To keep the investors coming, Blay-Miezah promised them returns of ten to one, twenty to one, or even a hundred to one. He would take money from poor widows in South Philadelphia and millionaires in Achimota. He ran for president of Ghana, smuggled money and guns, and made himself indispensable to crooked bankers, corrupt officials, and, eventually, the most brutal regime ever to hold power in Ghana. By the mid-1980s, the Oman Ghana Trust Fund had become one of the largest frauds of the twentieth century.
Over the years, the trail of destruction behind Blay-Miezah kept growing. He sacrificed one ally after another. His supporters and investors lost their homes, their businesses, and their families. Law enforcement agencies on three continents began to investigate him. Blay-Miezah started looking for a way out, but he realized that his story had trapped him too. So he staked everything on one final bet and tried to con the entire world.
At the heart of Blay-Miezah’s con was a country ripped apart by colonialism, then given no time to heal. Before Ghana could mourn its losses, or rebuild, it was set upon by vultures from around the world and destroyed
from within by opportunistic crooks. These were Blay-Miezah’s people: military dictators, unscrupulous businessmen, ruthless spies, and corrupt politicians.

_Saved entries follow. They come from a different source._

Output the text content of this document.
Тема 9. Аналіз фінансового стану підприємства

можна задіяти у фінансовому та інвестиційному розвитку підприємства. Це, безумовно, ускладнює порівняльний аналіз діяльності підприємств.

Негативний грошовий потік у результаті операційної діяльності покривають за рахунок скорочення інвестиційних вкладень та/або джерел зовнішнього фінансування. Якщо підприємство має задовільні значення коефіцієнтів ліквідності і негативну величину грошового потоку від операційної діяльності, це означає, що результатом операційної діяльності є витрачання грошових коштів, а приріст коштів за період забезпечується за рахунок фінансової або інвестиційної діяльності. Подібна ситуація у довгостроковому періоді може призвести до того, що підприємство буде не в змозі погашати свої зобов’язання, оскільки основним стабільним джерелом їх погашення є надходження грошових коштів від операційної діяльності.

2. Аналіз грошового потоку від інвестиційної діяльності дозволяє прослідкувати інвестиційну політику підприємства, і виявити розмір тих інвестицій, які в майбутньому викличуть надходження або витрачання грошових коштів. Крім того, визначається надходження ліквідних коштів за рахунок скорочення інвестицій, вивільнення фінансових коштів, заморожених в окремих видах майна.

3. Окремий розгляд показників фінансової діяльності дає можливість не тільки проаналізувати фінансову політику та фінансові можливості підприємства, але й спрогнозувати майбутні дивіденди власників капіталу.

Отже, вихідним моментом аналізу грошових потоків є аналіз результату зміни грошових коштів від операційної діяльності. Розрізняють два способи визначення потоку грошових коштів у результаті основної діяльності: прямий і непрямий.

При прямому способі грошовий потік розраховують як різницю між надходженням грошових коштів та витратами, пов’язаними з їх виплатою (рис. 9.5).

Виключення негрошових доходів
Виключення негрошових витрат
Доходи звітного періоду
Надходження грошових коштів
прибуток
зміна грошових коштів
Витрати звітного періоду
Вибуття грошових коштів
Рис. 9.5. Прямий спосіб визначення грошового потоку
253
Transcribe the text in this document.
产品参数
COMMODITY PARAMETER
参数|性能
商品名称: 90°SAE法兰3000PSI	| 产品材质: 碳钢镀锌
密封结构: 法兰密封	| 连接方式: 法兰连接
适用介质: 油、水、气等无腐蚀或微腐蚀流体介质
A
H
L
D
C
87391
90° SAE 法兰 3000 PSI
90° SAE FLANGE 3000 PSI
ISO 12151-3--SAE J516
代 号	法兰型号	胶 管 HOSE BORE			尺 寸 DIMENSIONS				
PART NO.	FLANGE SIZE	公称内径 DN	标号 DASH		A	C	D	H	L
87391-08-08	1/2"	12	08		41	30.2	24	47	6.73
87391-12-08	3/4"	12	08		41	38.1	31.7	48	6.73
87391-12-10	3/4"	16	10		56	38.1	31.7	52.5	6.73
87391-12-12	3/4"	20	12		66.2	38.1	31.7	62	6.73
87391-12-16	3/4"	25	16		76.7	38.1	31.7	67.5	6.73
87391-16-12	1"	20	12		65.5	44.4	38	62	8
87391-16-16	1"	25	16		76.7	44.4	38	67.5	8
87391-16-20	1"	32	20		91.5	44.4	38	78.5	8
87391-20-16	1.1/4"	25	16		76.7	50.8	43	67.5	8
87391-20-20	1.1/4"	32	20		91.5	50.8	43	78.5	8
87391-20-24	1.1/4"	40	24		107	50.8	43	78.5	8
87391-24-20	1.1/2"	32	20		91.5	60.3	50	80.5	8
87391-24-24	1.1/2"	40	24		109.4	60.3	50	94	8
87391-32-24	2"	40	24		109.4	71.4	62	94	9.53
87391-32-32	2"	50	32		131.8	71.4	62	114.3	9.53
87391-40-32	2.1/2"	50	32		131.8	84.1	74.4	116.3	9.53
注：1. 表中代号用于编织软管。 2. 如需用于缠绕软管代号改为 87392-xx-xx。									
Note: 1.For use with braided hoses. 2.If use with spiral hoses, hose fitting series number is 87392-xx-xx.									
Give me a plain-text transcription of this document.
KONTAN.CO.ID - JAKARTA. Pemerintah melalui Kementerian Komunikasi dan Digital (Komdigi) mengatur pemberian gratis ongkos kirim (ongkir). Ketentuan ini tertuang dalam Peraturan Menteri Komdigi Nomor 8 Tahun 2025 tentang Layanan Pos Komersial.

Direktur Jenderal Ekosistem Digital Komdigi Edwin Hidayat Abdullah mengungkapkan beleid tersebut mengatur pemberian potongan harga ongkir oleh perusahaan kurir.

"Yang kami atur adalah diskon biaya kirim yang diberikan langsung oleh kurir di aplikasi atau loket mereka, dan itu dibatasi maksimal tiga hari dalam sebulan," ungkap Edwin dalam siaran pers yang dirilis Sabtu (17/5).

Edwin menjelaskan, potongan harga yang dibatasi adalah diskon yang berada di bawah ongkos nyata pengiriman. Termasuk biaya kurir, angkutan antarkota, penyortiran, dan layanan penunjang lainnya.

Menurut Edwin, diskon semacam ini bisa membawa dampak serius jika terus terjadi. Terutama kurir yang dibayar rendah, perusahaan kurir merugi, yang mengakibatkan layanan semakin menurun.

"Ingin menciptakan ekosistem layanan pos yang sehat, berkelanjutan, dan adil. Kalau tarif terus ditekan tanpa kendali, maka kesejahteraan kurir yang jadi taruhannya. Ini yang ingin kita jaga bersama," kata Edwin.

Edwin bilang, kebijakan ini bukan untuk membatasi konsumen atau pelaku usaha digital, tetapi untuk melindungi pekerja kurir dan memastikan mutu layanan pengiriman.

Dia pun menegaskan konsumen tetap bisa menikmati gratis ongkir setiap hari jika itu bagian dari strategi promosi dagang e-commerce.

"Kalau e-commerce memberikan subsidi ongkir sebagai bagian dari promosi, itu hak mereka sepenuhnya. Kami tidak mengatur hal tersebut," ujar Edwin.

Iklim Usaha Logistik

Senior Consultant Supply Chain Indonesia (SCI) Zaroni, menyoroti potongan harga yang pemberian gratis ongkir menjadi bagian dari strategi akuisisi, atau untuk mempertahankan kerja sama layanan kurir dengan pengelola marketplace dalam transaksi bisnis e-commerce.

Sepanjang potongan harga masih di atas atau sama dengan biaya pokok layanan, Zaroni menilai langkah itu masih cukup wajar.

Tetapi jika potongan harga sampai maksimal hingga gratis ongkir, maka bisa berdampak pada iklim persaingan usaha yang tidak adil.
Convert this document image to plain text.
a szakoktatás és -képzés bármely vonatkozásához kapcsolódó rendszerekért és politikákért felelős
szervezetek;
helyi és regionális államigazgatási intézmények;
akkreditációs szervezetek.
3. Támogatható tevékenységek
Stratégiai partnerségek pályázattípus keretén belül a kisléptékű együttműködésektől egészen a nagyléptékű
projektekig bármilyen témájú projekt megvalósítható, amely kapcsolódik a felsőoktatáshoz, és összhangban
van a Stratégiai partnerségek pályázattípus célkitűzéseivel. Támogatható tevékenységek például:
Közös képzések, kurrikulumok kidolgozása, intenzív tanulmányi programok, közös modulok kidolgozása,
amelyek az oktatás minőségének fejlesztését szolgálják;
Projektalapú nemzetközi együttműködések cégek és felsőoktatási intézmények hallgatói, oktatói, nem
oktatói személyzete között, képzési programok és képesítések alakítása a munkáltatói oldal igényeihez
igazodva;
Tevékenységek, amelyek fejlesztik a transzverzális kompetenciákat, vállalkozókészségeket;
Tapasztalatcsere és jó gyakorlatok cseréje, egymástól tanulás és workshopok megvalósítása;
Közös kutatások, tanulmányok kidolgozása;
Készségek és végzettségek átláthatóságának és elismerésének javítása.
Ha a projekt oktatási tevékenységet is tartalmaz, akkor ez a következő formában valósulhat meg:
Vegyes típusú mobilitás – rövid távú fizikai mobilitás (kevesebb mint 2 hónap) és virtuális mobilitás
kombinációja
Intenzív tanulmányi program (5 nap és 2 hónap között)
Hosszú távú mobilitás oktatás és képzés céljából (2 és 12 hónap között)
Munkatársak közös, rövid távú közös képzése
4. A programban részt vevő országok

This is a story of how lies change history. And it is a story that comes with a warning. If a lie is big enough—if enough people profit from it—that lie will not just change history: it will become history.
The Oman Ghana Trust Fund never existed. The story of President Nkrumah’s secret fortune was a lie. But it—and Blay-Miezah—shaped the modern history of Ghana. This is the story of a lie that changed the world.